Пудинговая диета приносила плоды. На следующий день дедушка потребовал полноценный обед. Макс подумал, что неплохо было бы покормить его чем-то, напоминающим бабушкины блюда, и поэтому купил свежезамороженные кёнигсбергские фрикадельки и полуготовое картофельное пюре в пакетике. Старик умял среднюю порцию, остатки доел Макс, сдобрив картошку большим количеством карри и перцем.
– Хотелось бы знать, кто оплачивает санитарку? – сладко потягиваясь, спросил вдруг Вилли Кнобель. По желудку разливалось приятное и теплое чувство сытости.
– По-видимому, все же больничная касса, то есть сработало страхование на случай потребности в постоянном уходе, – предположил Макс. – Но мы пока не знаем, к какой группе тебя определил окружной врач.
Старик некоторое время думал.
– А кто платит за мою еду?
До сих пор Макс расходовал деньги деда и ответил несколько уклончиво:
– Дедушка, в конце концов, ты живешь у своего сына!
Старик снова надолго погрузился в размышления.
– Я не допущу, чтобы меня содержал дипломированный инженер! Парень, сходи-ка ты в банк и сними для меня денег. Я выпишу тебе доверенность.
– Достаточно будет пин-кода или чека на оплату наличными, – робко произнес Макс, испуганно посмотрев на деда.
Вилли Кнобель не доверял кодам и чекам, к которым кто угодно мог приписать нолик.
Вечером Харальд едва не налетел у входной двери на незнакомую женщину, которая в этот момент вынимала из кармана толстую связку ключей и явно намеревалась с их помощью войти в дом.
– Привет, я Йенни, – сказала она, гладя на него сияющими глазами.
Совершенно растерянный и ничего не понимающий Харальд против воли изобразил на лице встречную улыбку. Лишь потом он обратил внимание на белые брюки и догадался, кто она такая. Вот до чего дошло: совершенно чужие люди носят в кармане ключи от их дома! И все же он не посмел перейти на грубый тон с такой молодой и такой веселой женщиной.

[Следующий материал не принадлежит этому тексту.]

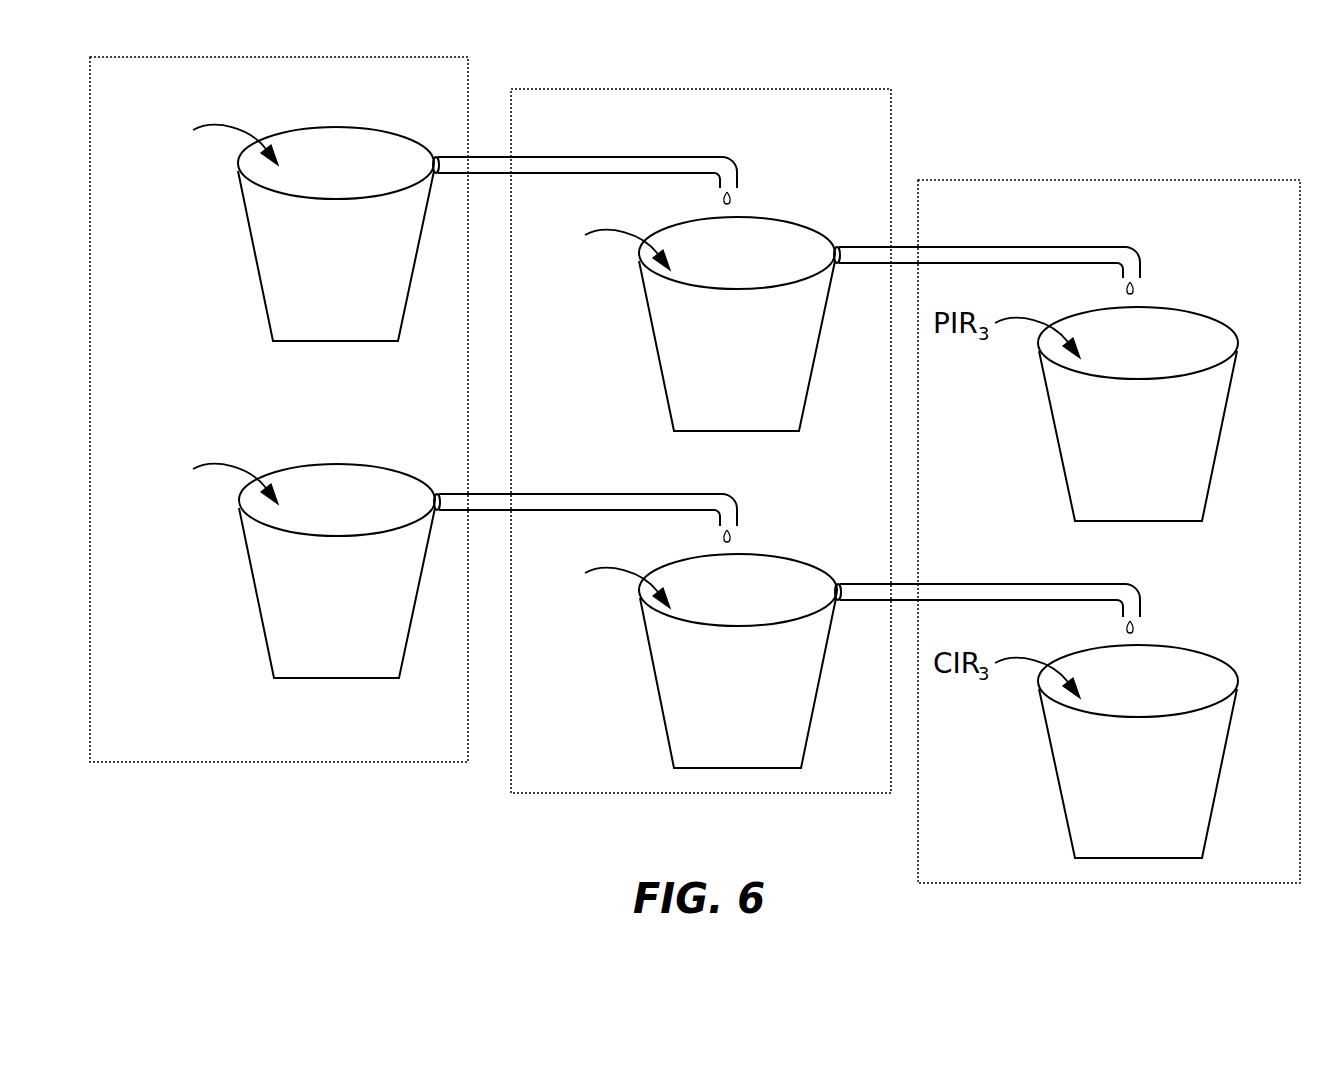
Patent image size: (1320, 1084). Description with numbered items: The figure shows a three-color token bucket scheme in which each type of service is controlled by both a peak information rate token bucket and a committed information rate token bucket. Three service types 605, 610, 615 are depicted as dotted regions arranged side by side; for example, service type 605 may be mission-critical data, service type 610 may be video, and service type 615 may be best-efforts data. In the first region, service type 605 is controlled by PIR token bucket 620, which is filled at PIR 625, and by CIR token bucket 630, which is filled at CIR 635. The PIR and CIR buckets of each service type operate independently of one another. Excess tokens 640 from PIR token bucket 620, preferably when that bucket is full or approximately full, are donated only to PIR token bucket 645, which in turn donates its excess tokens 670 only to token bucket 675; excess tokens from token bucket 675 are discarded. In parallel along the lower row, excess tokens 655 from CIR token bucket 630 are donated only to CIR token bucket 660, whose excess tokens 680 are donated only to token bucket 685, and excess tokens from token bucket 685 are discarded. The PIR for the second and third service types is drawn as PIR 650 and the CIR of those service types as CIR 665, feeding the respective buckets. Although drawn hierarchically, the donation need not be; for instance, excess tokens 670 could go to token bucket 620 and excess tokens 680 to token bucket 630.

The service type 605 is at (245, 762).
The service type 610 is at (562, 793).
The service type 615 is at (948, 883).
The PIR token bucket 620 is at (274, 316).
The PIR 625 is at (217, 128).
The CIR token bucket 630 is at (274, 655).
The CIR 635 is at (217, 467).
The excess tokens 640 is at (735, 198).
The PIR token bucket 645 is at (675, 405).
The peak information rate PIR2 input 650 is at (613, 230).
The excess tokens 655 is at (735, 535).
The CIR token bucket 660 is at (675, 742).
The committed information rate CIR2 input 665 is at (613, 568).
The excess tokens 670 is at (1144, 285).
The token bucket 675 is at (1076, 495).
The excess tokens 680 is at (1144, 620).
The token bucket 685 is at (1077, 833).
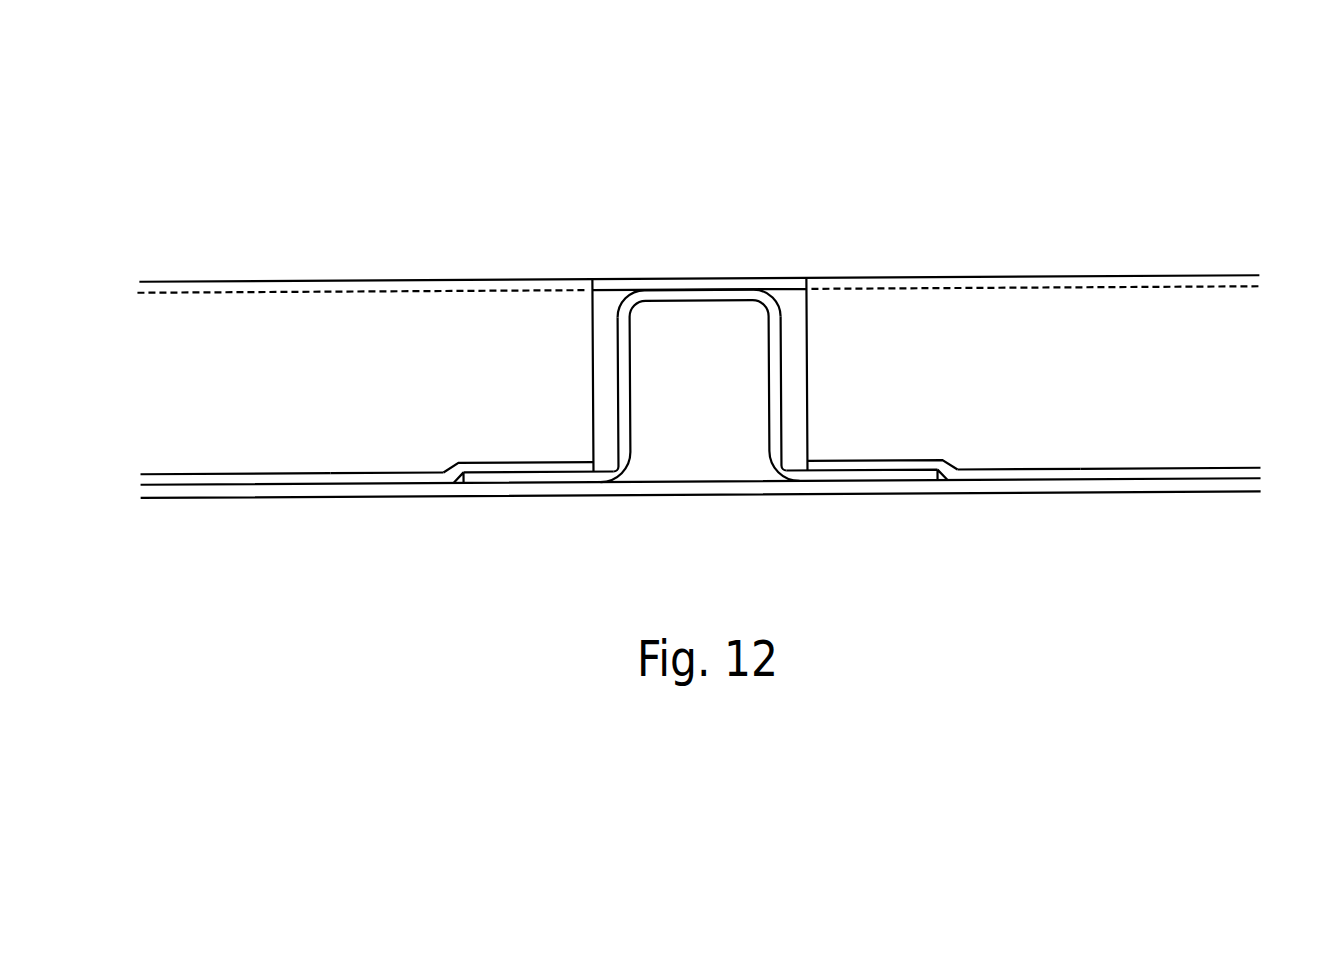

– Вашему отцу с каждым днем все лучше, – продолжала беспечно болтать Йенни, когда они вместе вошли в прихожую. – Ваш сын тоже постарался, он так трогательно ухаживает за дедушкой.
– Я полагал, что он при смерти, – изумился Харальд.
– Не беспокойтесь, – утешила его Йенни, – мы его еще поставим на ноги!
Больше Харальду Кнобелю нечего было сказать. С едва скрываемой злостью он повесил пальто и исчез в своем кабинете. Так они не договаривались! В нем все кипело. Он отправился в ванную вымыть руки после долгого трудового дня и налетел на подъемник для больного. Его собственный бритвенный прибор лежал на консоли рядом с французской водкой, жирным кремом и чашкой, в которой плавали вставные челюсти.